Haydn Belfield tells the time...
18 June 2019





What's the doomsday clock, and what does it mean?


Haydn - I love the Doomsday Clock. I think it's a great, great symbol of our impending doom or what we can do about it.

Chris - You’re an optimist!

Haydn - The Doomsday Clock is a clock with the hour hand on twelve-midnight and then the minute hand is showing, is it 15 minutes to midnight? Is it 10 minutes to midnight? Where if it's on midnight then everything's gone very badly indeed. It was set up by something called the ‘Bulletin of Atomic Scientists’, who were a group of people who worked on the bomb in the second world war and felt pretty bad about what they had brought into existence. Oppenheimer famously said after the first atomic bomb test, “I am become Death, the destroyer of worlds.” They were feeling pretty bad about what they did. They thought they should warn people about the dangers of this new weapon so they created this great visual representation of risk and they've been doing it for the last 70 years.

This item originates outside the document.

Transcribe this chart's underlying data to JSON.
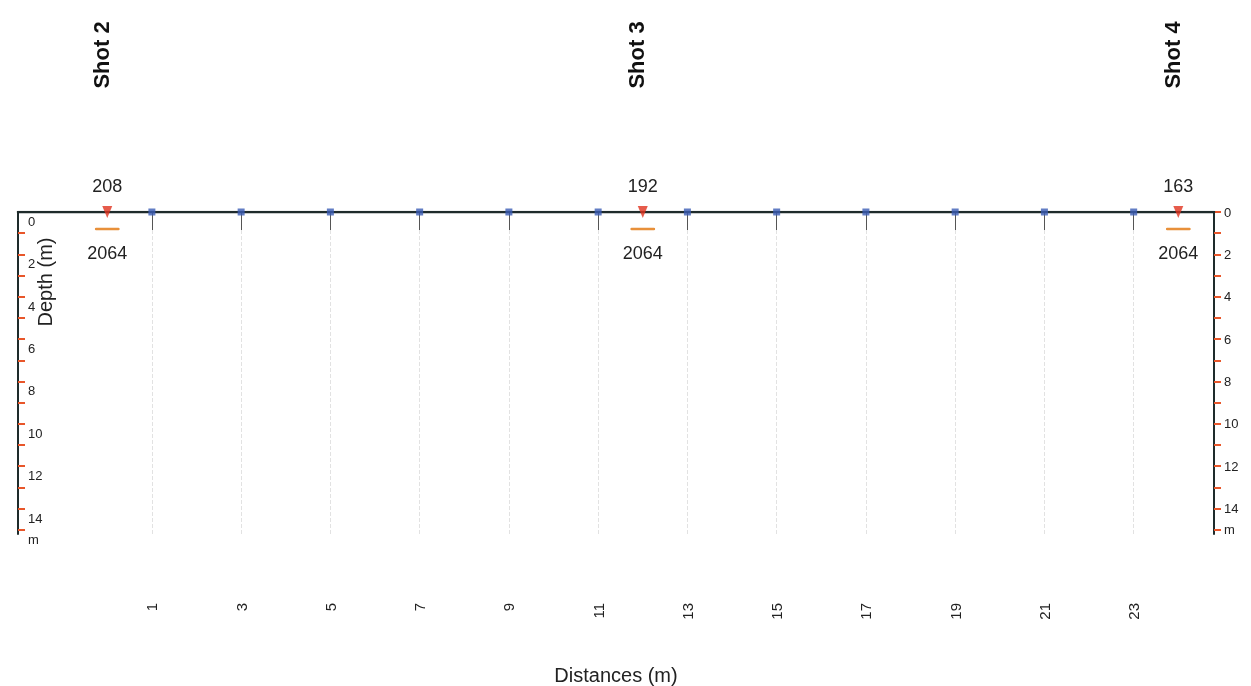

It was the closest it's ever been to midnight, two minutes to midnight in 1953, when the first really big new type of nuclear weapon, the thermo-nuclear weapon, was exploded and then it was very close, of course, again in the Cuban Missile Crisis… Very close again in the early 80s but then at the end of the Cold War it was put back over 10 minutes because things were getting safer. There was a reduction in tension but then over the last couple of decades they've added in other threats to the world. Things like climate change and things like new technologies. So I've got a question for you, what do you think the time currently is?

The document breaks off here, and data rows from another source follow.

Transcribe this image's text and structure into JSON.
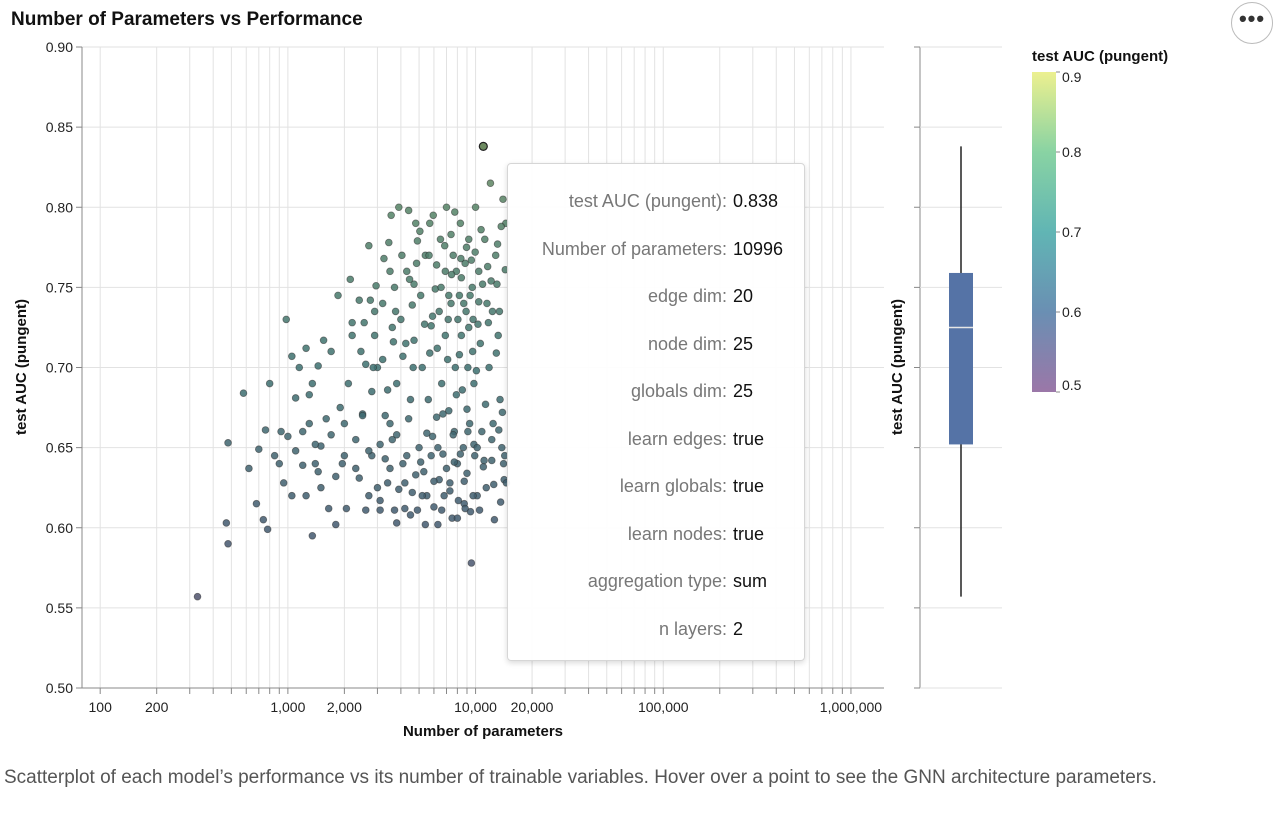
{
  "more_menu": {
    "icon": "ellipsis-icon",
    "glyph": "•••"
  },
  "caption": "Scatterplot of each model’s performance vs its number of trainable variables. Hover over a point to see the GNN architecture parameters.",
  "tooltip": {
    "rows": [
      {
        "key": "test AUC (pungent):",
        "value": "0.838"
      },
      {
        "key": "Number of parameters:",
        "value": "10996"
      },
      {
        "key": "edge dim:",
        "value": "20"
      },
      {
        "key": "node dim:",
        "value": "25"
      },
      {
        "key": "globals dim:",
        "value": "25"
      },
      {
        "key": "learn edges:",
        "value": "true"
      },
      {
        "key": "learn globals:",
        "value": "true"
      },
      {
        "key": "learn nodes:",
        "value": "true"
      },
      {
        "key": "aggregation type:",
        "value": "sum"
      },
      {
        "key": "n layers:",
        "value": "2"
      }
    ]
  },
  "chart_data": {
    "type": "scatter",
    "title": "Number of Parameters vs Performance",
    "xlabel": "Number of parameters",
    "ylabel": "test AUC (pungent)",
    "xscale": "log",
    "xlim": [
      80,
      1500000
    ],
    "ylim": [
      0.5,
      0.9
    ],
    "x_tick_labels": [
      {
        "value": 100,
        "label": "100"
      },
      {
        "value": 200,
        "label": "200"
      },
      {
        "value": 1000,
        "label": "1,000"
      },
      {
        "value": 2000,
        "label": "2,000"
      },
      {
        "value": 10000,
        "label": "10,000"
      },
      {
        "value": 20000,
        "label": "20,000"
      },
      {
        "value": 100000,
        "label": "100,000"
      },
      {
        "value": 1000000,
        "label": "1,000,000"
      }
    ],
    "y_ticks": [
      {
        "value": 0.5,
        "label": "0.50"
      },
      {
        "value": 0.55,
        "label": "0.55"
      },
      {
        "value": 0.6,
        "label": "0.60"
      },
      {
        "value": 0.65,
        "label": "0.65"
      },
      {
        "value": 0.7,
        "label": "0.70"
      },
      {
        "value": 0.75,
        "label": "0.75"
      },
      {
        "value": 0.8,
        "label": "0.80"
      },
      {
        "value": 0.85,
        "label": "0.85"
      },
      {
        "value": 0.9,
        "label": "0.90"
      }
    ],
    "highlighted_point": {
      "x": 10996,
      "y": 0.838
    },
    "points": [
      [
        330,
        0.557
      ],
      [
        480,
        0.59
      ],
      [
        470,
        0.603
      ],
      [
        480,
        0.653
      ],
      [
        580,
        0.684
      ],
      [
        620,
        0.637
      ],
      [
        680,
        0.615
      ],
      [
        700,
        0.649
      ],
      [
        740,
        0.605
      ],
      [
        780,
        0.599
      ],
      [
        760,
        0.661
      ],
      [
        800,
        0.69
      ],
      [
        850,
        0.645
      ],
      [
        920,
        0.66
      ],
      [
        980,
        0.73
      ],
      [
        1050,
        0.62
      ],
      [
        1100,
        0.681
      ],
      [
        1050,
        0.707
      ],
      [
        1200,
        0.66
      ],
      [
        1250,
        0.62
      ],
      [
        1300,
        0.683
      ],
      [
        1350,
        0.595
      ],
      [
        1400,
        0.64
      ],
      [
        1450,
        0.635
      ],
      [
        1500,
        0.651
      ],
      [
        1550,
        0.717
      ],
      [
        1650,
        0.612
      ],
      [
        1700,
        0.71
      ],
      [
        1800,
        0.602
      ],
      [
        1850,
        0.745
      ],
      [
        1950,
        0.64
      ],
      [
        2000,
        0.665
      ],
      [
        2050,
        0.612
      ],
      [
        2100,
        0.69
      ],
      [
        2200,
        0.72
      ],
      [
        2300,
        0.637
      ],
      [
        2400,
        0.742
      ],
      [
        2500,
        0.671
      ],
      [
        2600,
        0.611
      ],
      [
        2700,
        0.776
      ],
      [
        2800,
        0.645
      ],
      [
        2900,
        0.72
      ],
      [
        3000,
        0.7
      ],
      [
        3100,
        0.611
      ],
      [
        3200,
        0.74
      ],
      [
        3300,
        0.67
      ],
      [
        3400,
        0.628
      ],
      [
        3500,
        0.76
      ],
      [
        3600,
        0.655
      ],
      [
        3700,
        0.611
      ],
      [
        3800,
        0.69
      ],
      [
        3900,
        0.8
      ],
      [
        4000,
        0.73
      ],
      [
        4100,
        0.64
      ],
      [
        4200,
        0.612
      ],
      [
        4300,
        0.76
      ],
      [
        4400,
        0.798
      ],
      [
        4500,
        0.68
      ],
      [
        4600,
        0.622
      ],
      [
        4700,
        0.717
      ],
      [
        4800,
        0.79
      ],
      [
        4900,
        0.611
      ],
      [
        5000,
        0.65
      ],
      [
        5100,
        0.745
      ],
      [
        5200,
        0.7
      ],
      [
        5300,
        0.635
      ],
      [
        5400,
        0.77
      ],
      [
        5500,
        0.62
      ],
      [
        5600,
        0.68
      ],
      [
        5700,
        0.79
      ],
      [
        5800,
        0.726
      ],
      [
        5900,
        0.657
      ],
      [
        6000,
        0.613
      ],
      [
        6100,
        0.749
      ],
      [
        6200,
        0.669
      ],
      [
        6300,
        0.602
      ],
      [
        6400,
        0.735
      ],
      [
        6500,
        0.78
      ],
      [
        6600,
        0.69
      ],
      [
        6700,
        0.646
      ],
      [
        6800,
        0.62
      ],
      [
        6900,
        0.76
      ],
      [
        7000,
        0.8
      ],
      [
        7100,
        0.705
      ],
      [
        7200,
        0.673
      ],
      [
        7300,
        0.628
      ],
      [
        7400,
        0.74
      ],
      [
        7500,
        0.606
      ],
      [
        7600,
        0.77
      ],
      [
        7700,
        0.66
      ],
      [
        7800,
        0.7
      ],
      [
        7900,
        0.76
      ],
      [
        8000,
        0.64
      ],
      [
        8100,
        0.617
      ],
      [
        8200,
        0.745
      ],
      [
        8300,
        0.79
      ],
      [
        8400,
        0.72
      ],
      [
        8500,
        0.686
      ],
      [
        8600,
        0.65
      ],
      [
        8700,
        0.615
      ],
      [
        8800,
        0.765
      ],
      [
        8900,
        0.735
      ],
      [
        9000,
        0.634
      ],
      [
        9100,
        0.7
      ],
      [
        9200,
        0.78
      ],
      [
        9300,
        0.665
      ],
      [
        9400,
        0.61
      ],
      [
        9500,
        0.578
      ],
      [
        9600,
        0.75
      ],
      [
        9700,
        0.73
      ],
      [
        9800,
        0.69
      ],
      [
        9900,
        0.645
      ],
      [
        10000,
        0.8
      ],
      [
        10200,
        0.62
      ],
      [
        10400,
        0.76
      ],
      [
        10600,
        0.715
      ],
      [
        10800,
        0.66
      ],
      [
        10996,
        0.838
      ],
      [
        11200,
        0.78
      ],
      [
        11500,
        0.74
      ],
      [
        11800,
        0.7
      ],
      [
        12000,
        0.815
      ],
      [
        12200,
        0.642
      ],
      [
        12500,
        0.627
      ],
      [
        12800,
        0.77
      ],
      [
        13000,
        0.752
      ],
      [
        13200,
        0.72
      ],
      [
        13500,
        0.68
      ],
      [
        13800,
        0.65
      ],
      [
        14000,
        0.805
      ],
      [
        14200,
        0.63
      ],
      [
        14500,
        0.79
      ],
      [
        3100,
        0.652
      ],
      [
        3300,
        0.643
      ],
      [
        3500,
        0.665
      ],
      [
        3200,
        0.705
      ],
      [
        3600,
        0.725
      ],
      [
        3700,
        0.75
      ],
      [
        3400,
        0.686
      ],
      [
        3800,
        0.658
      ],
      [
        3900,
        0.624
      ],
      [
        4100,
        0.707
      ],
      [
        4300,
        0.645
      ],
      [
        4400,
        0.668
      ],
      [
        4600,
        0.739
      ],
      [
        4700,
        0.752
      ],
      [
        4900,
        0.779
      ],
      [
        5200,
        0.62
      ],
      [
        5500,
        0.659
      ],
      [
        5700,
        0.709
      ],
      [
        5900,
        0.732
      ],
      [
        6200,
        0.764
      ],
      [
        6400,
        0.63
      ],
      [
        6700,
        0.671
      ],
      [
        6900,
        0.72
      ],
      [
        7200,
        0.745
      ],
      [
        7400,
        0.783
      ],
      [
        7700,
        0.641
      ],
      [
        7900,
        0.683
      ],
      [
        8200,
        0.708
      ],
      [
        8400,
        0.756
      ],
      [
        8700,
        0.629
      ],
      [
        9000,
        0.674
      ],
      [
        9200,
        0.725
      ],
      [
        9500,
        0.767
      ],
      [
        9800,
        0.652
      ],
      [
        10100,
        0.698
      ],
      [
        10400,
        0.741
      ],
      [
        10700,
        0.786
      ],
      [
        11000,
        0.638
      ],
      [
        11300,
        0.677
      ],
      [
        11700,
        0.728
      ],
      [
        12100,
        0.754
      ],
      [
        12400,
        0.665
      ],
      [
        12900,
        0.709
      ],
      [
        13400,
        0.735
      ],
      [
        13900,
        0.672
      ],
      [
        14300,
        0.645
      ],
      [
        2300,
        0.655
      ],
      [
        2400,
        0.631
      ],
      [
        2500,
        0.67
      ],
      [
        2600,
        0.702
      ],
      [
        2700,
        0.648
      ],
      [
        2800,
        0.685
      ],
      [
        2900,
        0.735
      ],
      [
        3000,
        0.625
      ],
      [
        2200,
        0.728
      ],
      [
        2000,
        0.645
      ],
      [
        1900,
        0.675
      ],
      [
        1800,
        0.632
      ],
      [
        1700,
        0.658
      ],
      [
        1600,
        0.668
      ],
      [
        1500,
        0.625
      ],
      [
        1400,
        0.652
      ],
      [
        1300,
        0.665
      ],
      [
        1200,
        0.639
      ],
      [
        1100,
        0.648
      ],
      [
        1000,
        0.657
      ],
      [
        950,
        0.628
      ],
      [
        900,
        0.64
      ],
      [
        1150,
        0.7
      ],
      [
        1250,
        0.712
      ],
      [
        1350,
        0.69
      ],
      [
        1450,
        0.701
      ],
      [
        2150,
        0.755
      ],
      [
        2450,
        0.71
      ],
      [
        2550,
        0.728
      ],
      [
        2750,
        0.742
      ],
      [
        2850,
        0.7
      ],
      [
        2950,
        0.751
      ],
      [
        3250,
        0.768
      ],
      [
        3450,
        0.778
      ],
      [
        3550,
        0.795
      ],
      [
        3650,
        0.716
      ],
      [
        3750,
        0.735
      ],
      [
        4050,
        0.77
      ],
      [
        4250,
        0.715
      ],
      [
        4450,
        0.755
      ],
      [
        4650,
        0.7
      ],
      [
        4850,
        0.765
      ],
      [
        5050,
        0.785
      ],
      [
        5350,
        0.727
      ],
      [
        5650,
        0.77
      ],
      [
        5950,
        0.795
      ],
      [
        6250,
        0.712
      ],
      [
        6550,
        0.75
      ],
      [
        6850,
        0.776
      ],
      [
        7150,
        0.73
      ],
      [
        7450,
        0.758
      ],
      [
        7750,
        0.797
      ],
      [
        8050,
        0.73
      ],
      [
        8350,
        0.768
      ],
      [
        8650,
        0.74
      ],
      [
        8950,
        0.775
      ],
      [
        9350,
        0.745
      ],
      [
        9650,
        0.71
      ],
      [
        9950,
        0.772
      ],
      [
        10300,
        0.727
      ],
      [
        10900,
        0.752
      ],
      [
        11600,
        0.763
      ],
      [
        12300,
        0.735
      ],
      [
        13100,
        0.777
      ],
      [
        13700,
        0.788
      ],
      [
        14400,
        0.761
      ],
      [
        3800,
        0.603
      ],
      [
        4500,
        0.608
      ],
      [
        5400,
        0.602
      ],
      [
        6000,
        0.629
      ],
      [
        6600,
        0.611
      ],
      [
        7300,
        0.623
      ],
      [
        8000,
        0.606
      ],
      [
        8800,
        0.612
      ],
      [
        9700,
        0.62
      ],
      [
        10500,
        0.611
      ],
      [
        11400,
        0.625
      ],
      [
        12600,
        0.605
      ],
      [
        13600,
        0.616
      ],
      [
        14600,
        0.628
      ],
      [
        2700,
        0.62
      ],
      [
        3100,
        0.617
      ],
      [
        3500,
        0.637
      ],
      [
        4200,
        0.628
      ],
      [
        4800,
        0.633
      ],
      [
        5100,
        0.641
      ],
      [
        5800,
        0.645
      ],
      [
        6300,
        0.65
      ],
      [
        7000,
        0.637
      ],
      [
        7600,
        0.658
      ],
      [
        8300,
        0.646
      ],
      [
        9100,
        0.66
      ],
      [
        10200,
        0.65
      ],
      [
        11100,
        0.642
      ],
      [
        12200,
        0.655
      ],
      [
        13300,
        0.661
      ],
      [
        14100,
        0.64
      ]
    ]
  },
  "colorbar": {
    "title": "test AUC (pungent)",
    "domain": [
      0.5,
      0.9
    ],
    "ticks": [
      {
        "value": 0.9,
        "label": "0.9"
      },
      {
        "value": 0.8,
        "label": "0.8"
      },
      {
        "value": 0.7,
        "label": "0.7"
      },
      {
        "value": 0.6,
        "label": "0.6"
      },
      {
        "value": 0.5,
        "label": "0.5"
      }
    ],
    "colors": [
      "#9b77a8",
      "#6a8fb3",
      "#61b5b4",
      "#89d3a3",
      "#ecf08f"
    ]
  },
  "boxplot": {
    "ylabel": "test AUC (pungent)",
    "min": 0.557,
    "q1": 0.652,
    "median": 0.725,
    "q3": 0.759,
    "max": 0.838,
    "color": "#5573a6"
  }
}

Chris - Five-to-twelve? Ten-to-twelve? I think  climate change is huge. Climate change coupled with human population expansion is a huge risk. I'd say it's five-to-twelve.

Haydn - What do you think, Ljiljana?

Ljiljana - I'm a little bit more optimistic so I we'll go eleven-to-twelve…

Haydn - Well unfortunately it's much worse than you think. It's currently set at two-minutes-to-midnight, which is the joint closest with 1953 that it's ever been.

Chris - And is that attributable to the risks I'm suggesting? Things like population climate change and so on.

Ljiljana - And is it also accounting for new technologies that could help us to resolve this?

Haydn - Yes. I mean it's not exactly a strictly scientific thing but they are trying to account for all of those things. It's because of our new biotechnology, things to do with artificial intelligence, machine learning but mostly it's been driven over the last few years by how things have got worse in the nuclear zone. It was set at two-minutes-to-midnight last year and then this year they didn't move any closer to midnight but they didn't want to say everything's fine, everything's holding steady. They've described it as the ‘new abnormal’. We're currently living in the new abnormal and desperately need to get that minute hand further away from it.